Ostinato

La tourterelle a relancé l’ostinato de son chant, auquel une corneille juchée au sommet d’un prunier semble répondre. Je marche vite pour me réchauffer et pour oublier les nouvelles du matin. Cette nuit les chars russes ont tiré sur la principale centrale nucléaire d’Ukraine, qui a pris feu. Les informations disent que l’incendie est éteint et que tout est sous contrôle, mais il y a bel et bien eu, semble-t-il, des bombardements, et la centrale est désormais occupée par les Russes. Je me souviens des cauchemars que je faisais lorsque j’avais onze ans, l’âge de Clément aujourd’hui, à cause de Tchernobyl et de son nuage qui ne s’était pas arrêté à la frontière. Peut-être toutes ces pages écrites ces derniers mois, ces dernières années, seront-elles bientôt les vestiges du monde désormais inaccessible d’avant la catastrophe. C’est peut-être pour aujourd’hui, ou demain, ou la semaine prochaine, l’instant fatal où tout bascule : mars 2022…
Comme toujours je dis cela parce que je n’y crois pas et puis, pour conjurer les mauvais rêves, les mauvaises nouvelles, ce pire dont le président hier a dit qu’il était à venir, et pour tenter de prendre conscience de ce qui reste inconcevable : que tout ce qui semble tangible et presque éternel ne l’est pas davantage que cette plaque de glace qui vient de se briser au passage de Rimski. Voilà ce que c’est que de vivre dans un monde incompréhensible : on ressasse, on répète des évidences pas du tout évidentes, on se blesse à enfoncer des portes ouvertes pas si ouvertes que cela.

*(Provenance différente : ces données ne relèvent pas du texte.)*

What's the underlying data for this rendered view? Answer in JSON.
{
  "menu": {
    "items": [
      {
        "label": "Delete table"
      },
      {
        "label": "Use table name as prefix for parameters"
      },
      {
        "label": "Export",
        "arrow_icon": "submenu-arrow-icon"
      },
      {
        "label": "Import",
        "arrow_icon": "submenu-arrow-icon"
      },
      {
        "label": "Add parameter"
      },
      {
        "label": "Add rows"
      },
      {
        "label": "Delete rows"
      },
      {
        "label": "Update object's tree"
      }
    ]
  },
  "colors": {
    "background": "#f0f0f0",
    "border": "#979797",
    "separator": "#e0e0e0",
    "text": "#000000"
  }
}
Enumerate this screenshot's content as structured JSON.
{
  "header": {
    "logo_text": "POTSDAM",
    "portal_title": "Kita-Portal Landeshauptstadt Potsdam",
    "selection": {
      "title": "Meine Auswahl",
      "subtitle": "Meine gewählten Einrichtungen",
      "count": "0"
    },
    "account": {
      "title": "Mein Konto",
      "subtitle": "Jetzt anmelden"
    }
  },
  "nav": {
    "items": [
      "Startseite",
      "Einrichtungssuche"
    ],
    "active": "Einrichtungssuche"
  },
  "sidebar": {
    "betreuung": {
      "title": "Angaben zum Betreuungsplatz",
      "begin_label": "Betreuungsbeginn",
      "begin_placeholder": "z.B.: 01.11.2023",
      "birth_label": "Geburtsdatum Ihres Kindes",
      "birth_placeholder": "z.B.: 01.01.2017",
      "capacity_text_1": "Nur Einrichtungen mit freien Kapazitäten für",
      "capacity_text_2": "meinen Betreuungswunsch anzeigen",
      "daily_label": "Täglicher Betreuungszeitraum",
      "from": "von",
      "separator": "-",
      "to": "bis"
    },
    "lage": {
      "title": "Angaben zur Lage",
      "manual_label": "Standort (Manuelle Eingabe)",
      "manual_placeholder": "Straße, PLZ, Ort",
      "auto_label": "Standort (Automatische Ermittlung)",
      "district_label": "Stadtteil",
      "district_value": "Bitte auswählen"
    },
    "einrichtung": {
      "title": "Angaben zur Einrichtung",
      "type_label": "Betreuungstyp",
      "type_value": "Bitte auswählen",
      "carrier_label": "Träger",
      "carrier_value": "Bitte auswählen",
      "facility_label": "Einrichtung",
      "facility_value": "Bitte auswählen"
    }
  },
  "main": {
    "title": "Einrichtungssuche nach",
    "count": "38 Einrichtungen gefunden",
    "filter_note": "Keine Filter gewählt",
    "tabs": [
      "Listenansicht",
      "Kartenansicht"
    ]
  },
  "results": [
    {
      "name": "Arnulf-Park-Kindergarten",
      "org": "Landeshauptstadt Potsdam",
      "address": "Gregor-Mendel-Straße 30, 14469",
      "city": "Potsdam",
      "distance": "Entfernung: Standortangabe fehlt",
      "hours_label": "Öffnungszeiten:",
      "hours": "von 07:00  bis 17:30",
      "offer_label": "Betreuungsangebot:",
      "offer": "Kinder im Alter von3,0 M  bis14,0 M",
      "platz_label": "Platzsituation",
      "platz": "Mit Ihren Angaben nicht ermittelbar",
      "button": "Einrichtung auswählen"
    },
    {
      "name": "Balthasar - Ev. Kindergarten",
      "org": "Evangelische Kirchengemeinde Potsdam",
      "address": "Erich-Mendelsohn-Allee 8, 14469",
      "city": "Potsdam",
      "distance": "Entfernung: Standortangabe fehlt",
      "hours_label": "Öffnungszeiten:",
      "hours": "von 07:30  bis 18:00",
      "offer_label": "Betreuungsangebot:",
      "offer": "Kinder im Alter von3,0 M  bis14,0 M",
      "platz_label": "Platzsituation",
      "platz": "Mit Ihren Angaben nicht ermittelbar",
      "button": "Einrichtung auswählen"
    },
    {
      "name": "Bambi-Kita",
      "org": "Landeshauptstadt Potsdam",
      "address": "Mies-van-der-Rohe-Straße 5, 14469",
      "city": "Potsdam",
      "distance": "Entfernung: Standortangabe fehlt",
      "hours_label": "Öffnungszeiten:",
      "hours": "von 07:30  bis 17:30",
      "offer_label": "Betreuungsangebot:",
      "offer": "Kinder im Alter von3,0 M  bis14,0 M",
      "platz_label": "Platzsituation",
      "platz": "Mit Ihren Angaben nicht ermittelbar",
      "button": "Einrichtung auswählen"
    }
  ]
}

Et puis, retour à l’évidence : comme on marche sur la neige dure dans la partie la plus froide de la combe, trois jeunes chevreuils, les mêmes qu’hier, pointent leurs museaux de l’autre côté du torrent et considèrent Rimski avec curiosité. Ceux-là n’ont manifestement pas compris le sens de la vie, le sens de la menace (il suffirait que la laisse se casse pour qu’ils comprennent et s’enfuient). Je poursuis mon chemin, entraîné par cette boussole affolée qui m’indique en haletant son nord à elle : là où sont les chevreuils.
La statue de neige cette fois a complètement disparu, mais la glace persiste devant le grand épicéa effondré en cette grande flaque grise où l’on admire encore les efflorescences spectaculaires qui, observées autrefois sur la fenêtre de toit, furent à l’origine du premier texte de « la vigie du Villard ». Au commencement était la glace ! Mais le printemps avance à mesure qu’on avance, on patauge à présent dans la boue et les petits rus scintillants où se reflète l’or du soleil de neuf heures.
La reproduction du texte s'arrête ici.